Published online by Cambridge University Press: 27 December 2024
Genealogy
Originally developed by French social theorist and philosopher Michel Foucault, the concept of genealogy aims to trace ‘the details and accidents that accompany every beginning’ (Foucault, 1998, p 144). For Foucault (1998), genealogy recognises that every idea and thought system is conditioned by ‘its jolts, its surprises, its unsteady victories and unpalatable defeats’ (pp 144– 145). Genealogy therefore ‘rejects the meta-historical deployment of ideal significations and indefinite teleologies. It opposes itself to the search for origins’ (Foucault, 1998, p 140). Inspired by German philosopher Friedrich Nietzsche, who through his writing on morality and religion opposed metaphysics and the search for the origins or essences of things (in German ‘Ursprung’), Foucault described ideas and thought systems as the ‘exteriority of accidents’ (Foucault, 1998, p 146), meaning that what comes to stand in for, or represent, truth is only ever the ‘outcome of a process in which there is conflict, confrontation, struggle, resistance’ (Foucault, 2002, p 457).
Genealogy therefore concerns the mode of dissension by which some ideas and thought systems acquire the status of ‘truths’ – universal ideals, value systems or normative assumptions. Here, mode of dissension refers to that dynamic, generative, productive space in which ideas and thought systems are struggled over by cultures and interest groups through invasions, ploys, omissions and silences. In this sense, genealogy differs from traditional historical methods of inquiry where, typically, ideas and thought systems are studied chronologically or sequentially as the culmination and expression of a linear-rational search for truth.
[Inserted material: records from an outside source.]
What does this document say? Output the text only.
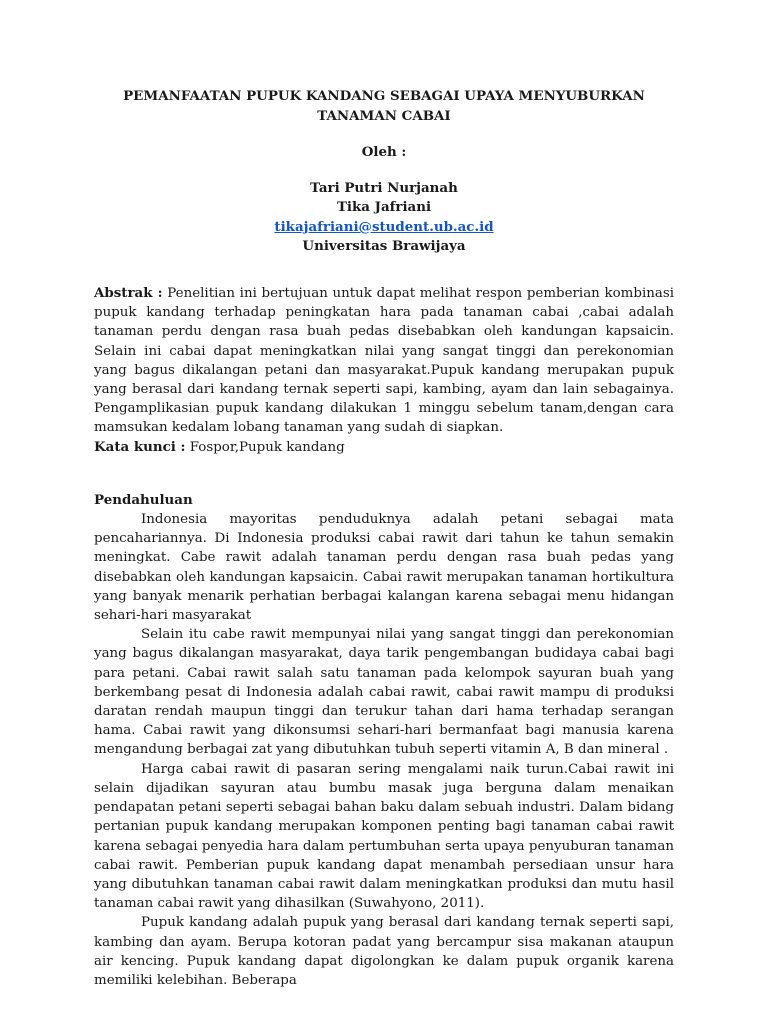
PEMANFAATAN PUPUK KANDANG SEBAGAI UPAYA MENYUBURKAN TANAMAN CABAI
Oleh :
Tari Putri Nurjanah
Tika Jafriani
tikajafriani@student.ub.ac.id
Universitas Brawijaya
Abstrak : Penelitian ini bertujuan untuk dapat melihat respon pemberian kombinasi pupuk kandang terhadap peningkatan hara pada tanaman cabai ,cabai adalah tanaman perdu dengan rasa buah pedas disebabkan oleh kandungan kapsaicin. Selain ini cabai dapat meningkatkan nilai yang sangat tinggi dan perekonomian yang bagus dikalangan petani dan masyarakat.Pupuk kandang merupakan pupuk yang berasal dari kandang ternak seperti sapi, kambing, ayam dan lain sebagainya. Pengamplikasian pupuk kandang dilakukan 1 minggu sebelum tanam,dengan cara mamsukan kedalam lobang tanaman yang sudah di siapkan.
Kata kunci : Fospor,Pupuk kandang
Pendahuluan

Indonesia mayoritas penduduknya adalah petani sebagai mata pencahariannya. Di Indonesia produksi cabai rawit dari tahun ke tahun semakin meningkat. Cabe rawit adalah tanaman perdu dengan rasa buah pedas yang disebabkan oleh kandungan kapsaicin. Cabai rawit merupakan tanaman hortikultura yang banyak menarik perhatian berbagai kalangan karena sebagai menu hidangan sehari-hari masyarakat

Selain itu cabe rawit mempunyai nilai yang sangat tinggi dan perekonomian yang bagus dikalangan masyarakat, daya tarik pengembangan budidaya cabai bagi para petani. Cabai rawit salah satu tanaman pada kelompok sayuran buah yang berkembang pesat di Indonesia adalah cabai rawit, cabai rawit mampu di produksi daratan rendah maupun tinggi dan terukur tahan dari hama terhadap serangan hama. Cabai rawit yang dikonsumsi sehari-hari bermanfaat bagi manusia karena mengandung berbagai zat yang dibutuhkan tubuh seperti vitamin A, B dan mineral .

Harga cabai rawit di pasaran sering mengalami naik turun.Cabai rawit ini selain dijadikan sayuran atau bumbu masak juga berguna dalam menaikan pendapatan petani seperti sebagai bahan baku dalam sebuah industri. Dalam bidang pertanian pupuk kandang merupakan komponen penting bagi tanaman cabai rawit karena sebagai penyedia hara dalam pertumbuhan serta upaya penyuburan tanaman cabai rawit. Pemberian pupuk kandang dapat menambah persediaan unsur hara yang dibutuhkan tanaman cabai rawit dalam meningkatkan produksi dan mutu hasil tanaman cabai rawit yang dihasilkan (Suwahyono, 2011).

Pupuk kandang adalah pupuk yang berasal dari kandang ternak seperti sapi, kambing dan ayam. Berupa kotoran padat yang bercampur sisa makanan ataupun air kencing. Pupuk kandang dapat digolongkan ke dalam pupuk organik karena memiliki kelebihan. Beberapa
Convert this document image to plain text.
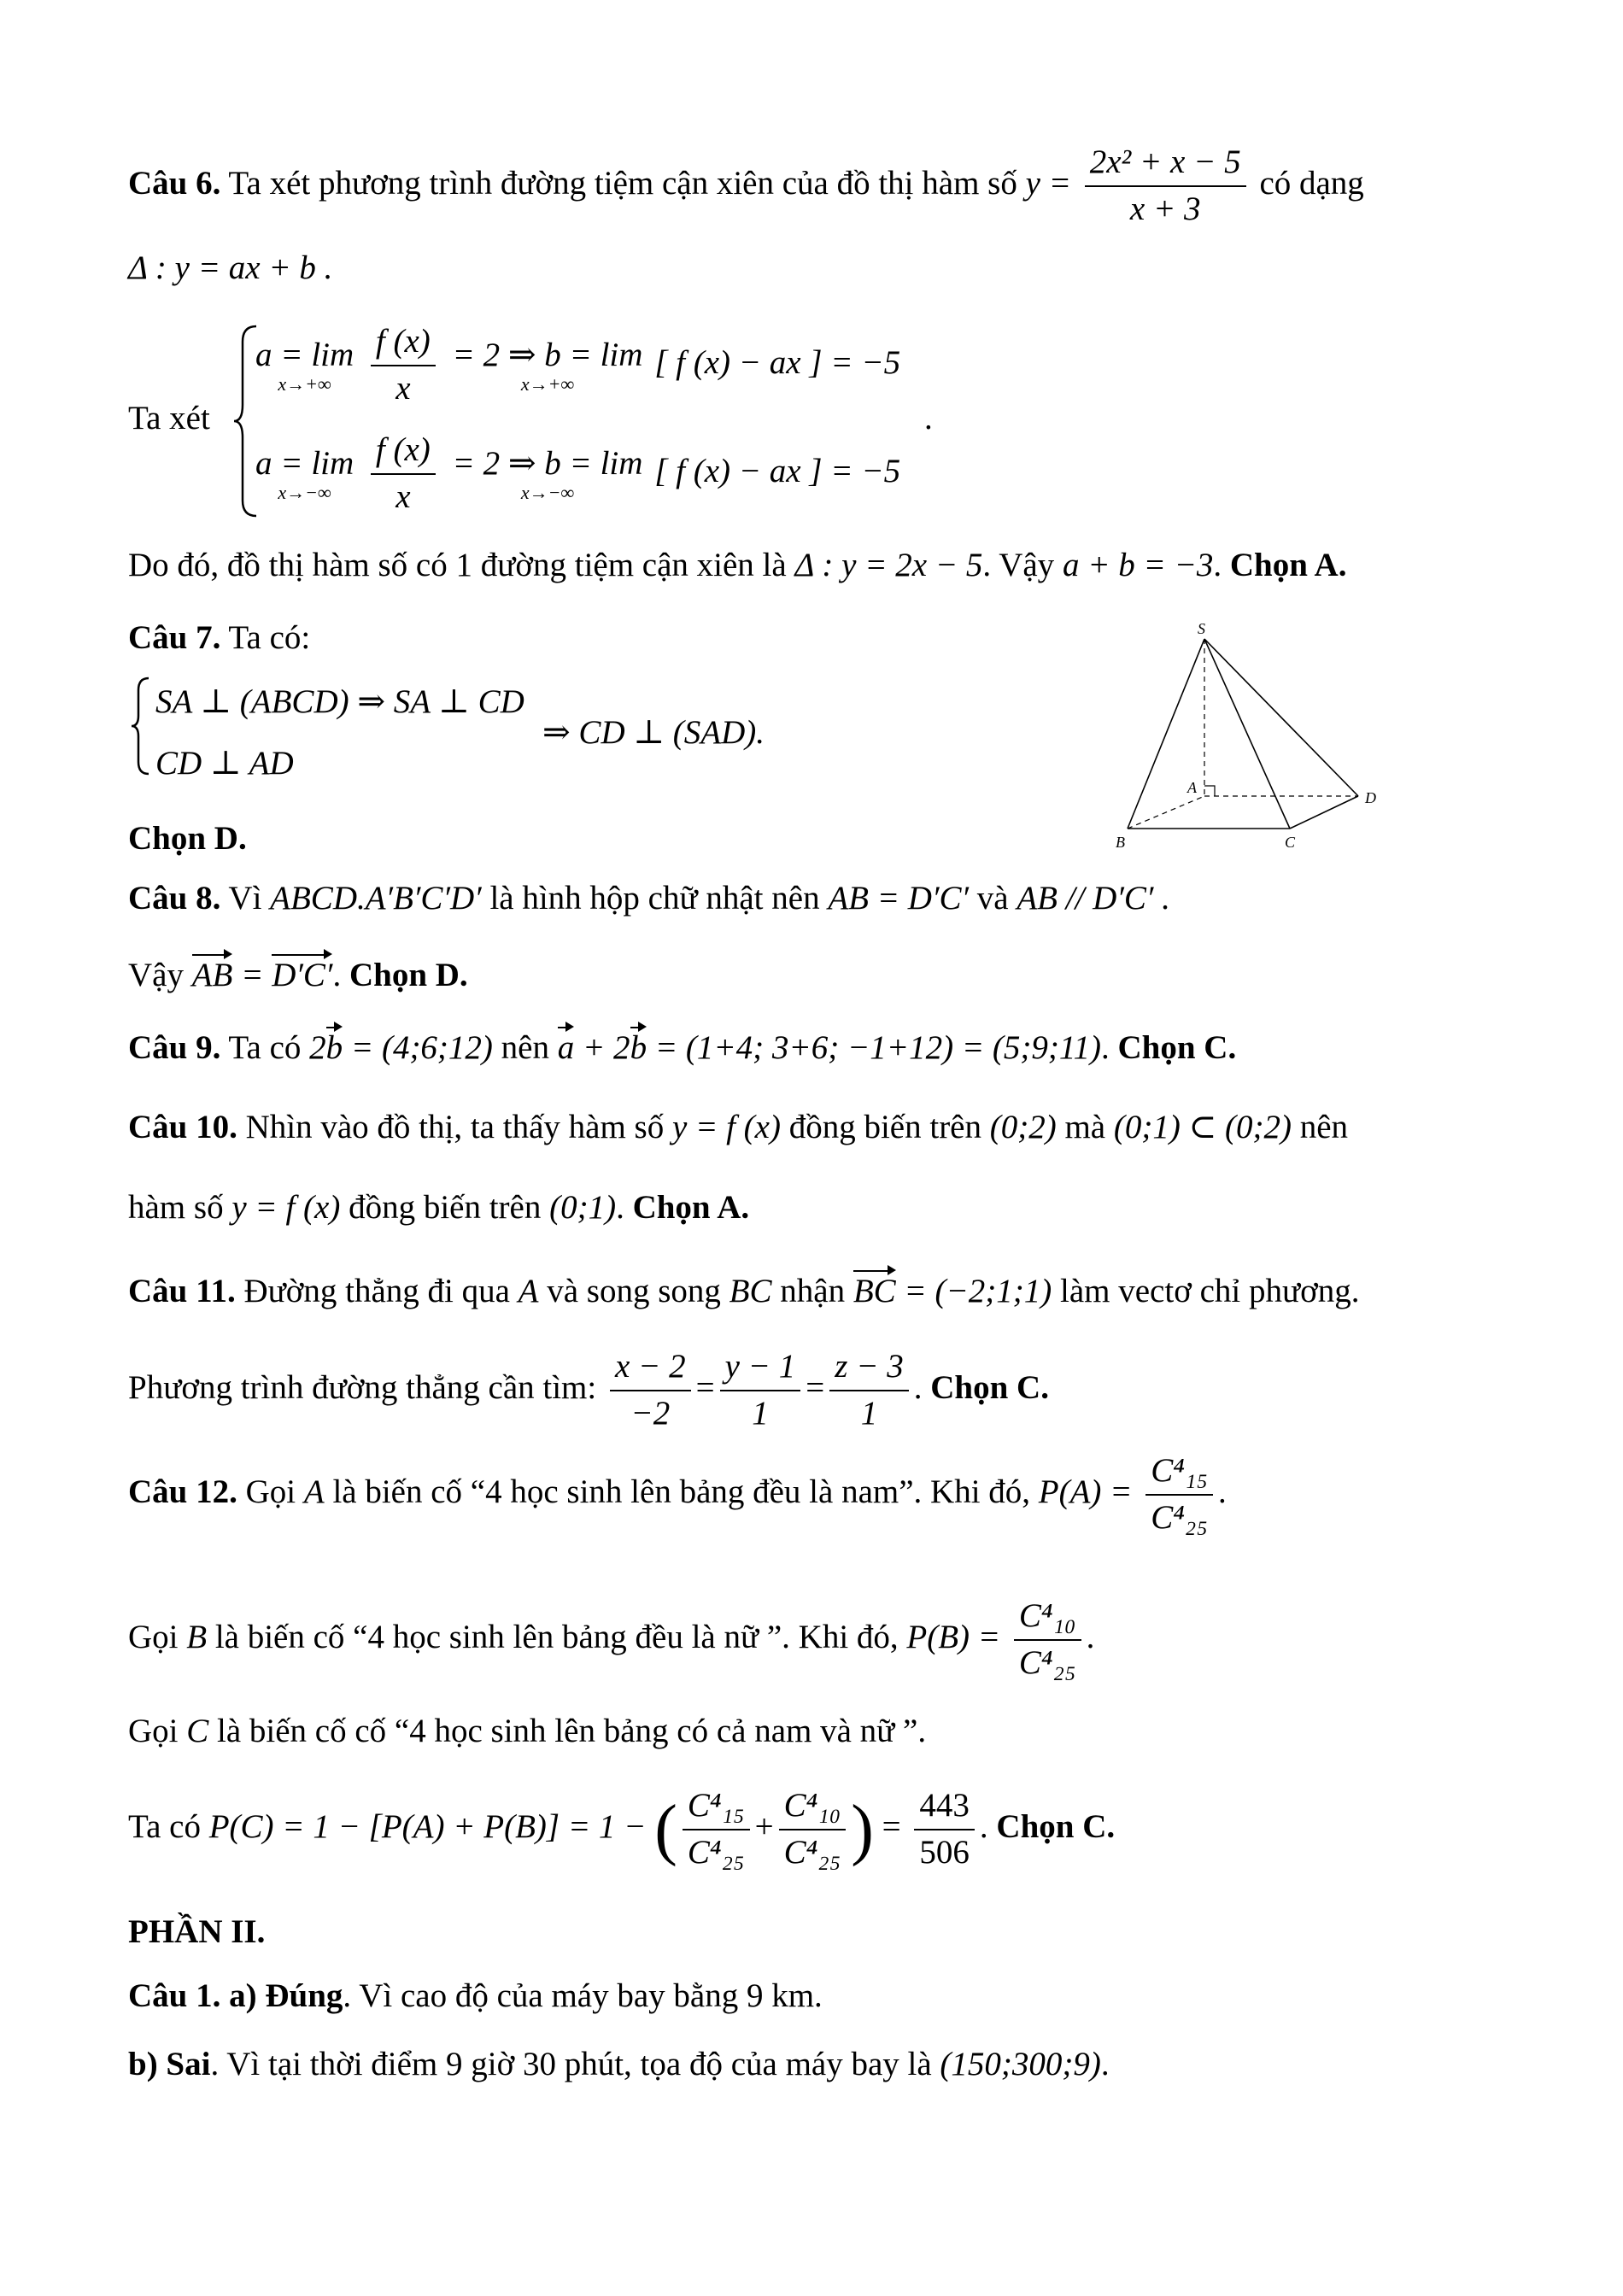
Câu 6. Ta xét phương trình đường tiệm cận xiên của đồ thị hàm số $y = \frac{\text{2x² + x − 5}}{x + 3}$ có dạng
Δ : y = ax + b .
Ta xét
a = lim
x→+∞
$\frac{f (x)}{x}$
= 2 ⇒ b = lim
x→+∞
[ f (x) − ax ] = −5
a = lim
x→−∞
$\frac{f (x)}{x}$
= 2 ⇒ b = lim
x→−∞
[ f (x) − ax ] = −5
.
Do đó, đồ thị hàm số có 1 đường tiệm cận xiên là Δ : y = 2x − 5. Vậy a + b = −3. Chọn A.
Câu 7. Ta có:
SA ⊥ (ABCD) ⇒ SA ⊥ CD
CD ⊥ AD
⇒ CD ⊥ (SAD).
Chọn D.
S
A
B	C
D
Câu 8. Vì ABCD.A′B′C′D′ là hình hộp chữ nhật nên AB = D′C′ và AB // D′C′ .
Vậy AB = D′C′. Chọn D.
Câu 9. Ta có 2b = (4;6;12) nên a + 2b = (1+4; 3+6; −1+12) = (5;9;11). Chọn C.
Câu 10. Nhìn vào đồ thị, ta thấy hàm số y = f (x) đồng biến trên (0;2) mà (0;1) ⊂ (0;2) nên
hàm số y = f (x) đồng biến trên (0;1). Chọn A.
Câu 11. Đường thẳng đi qua A và song song BC nhận BC = (−2;1;1) làm vectơ chỉ phương.
Phương trình đường thẳng cần tìm: $\frac{x - 2}{-2} = \frac{y - 1}{1} = \frac{z - 3}{1}$ . Chọn C.
Câu 12. Gọi A là biến cố “4 học sinh lên bảng đều là nam”. Khi đó, $P(A) = \frac{\text{C⁴₁₅}}{\text{C⁴₂₅}}$ .
Gọi B là biến cố “4 học sinh lên bảng đều là nữ ”. Khi đó, $P(B) = \frac{\text{C⁴₁₀}}{\text{C⁴₂₅}}$ .
Gọi C là biến cố cố “4 học sinh lên bảng có cả nam và nữ ”.
Ta có P(C) = 1 − [P(A) + P(B)] = 1 − ( $\frac{\text{C⁴₁₅}}{\text{C⁴₂₅}} + \frac{\text{C⁴₁₀}}{\text{C⁴₂₅}}$ ) = $\frac{443}{506}$ . Chọn C.
PHẦN II.
Câu 1. a) Đúng. Vì cao độ của máy bay bằng 9 km.
b) Sai. Vì tại thời điểm 9 giờ 30 phút, tọa độ của máy bay là (150;300;9).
On this account, genealogy views ideas and thought systems as the contingent product of struggles over meaning, struggles that tend to be concealed or violently suppressed through appeals to ‘reason’, ‘rationality’ or ‘morality’. Genealogy therefore aims at denaturalising ideas or thought systems taken to be timeless and rooted in a fixed and unchanging reality, ‘making it so that what is taken for granted is no longer taken for granted’ (Foucault, 2002, p 456).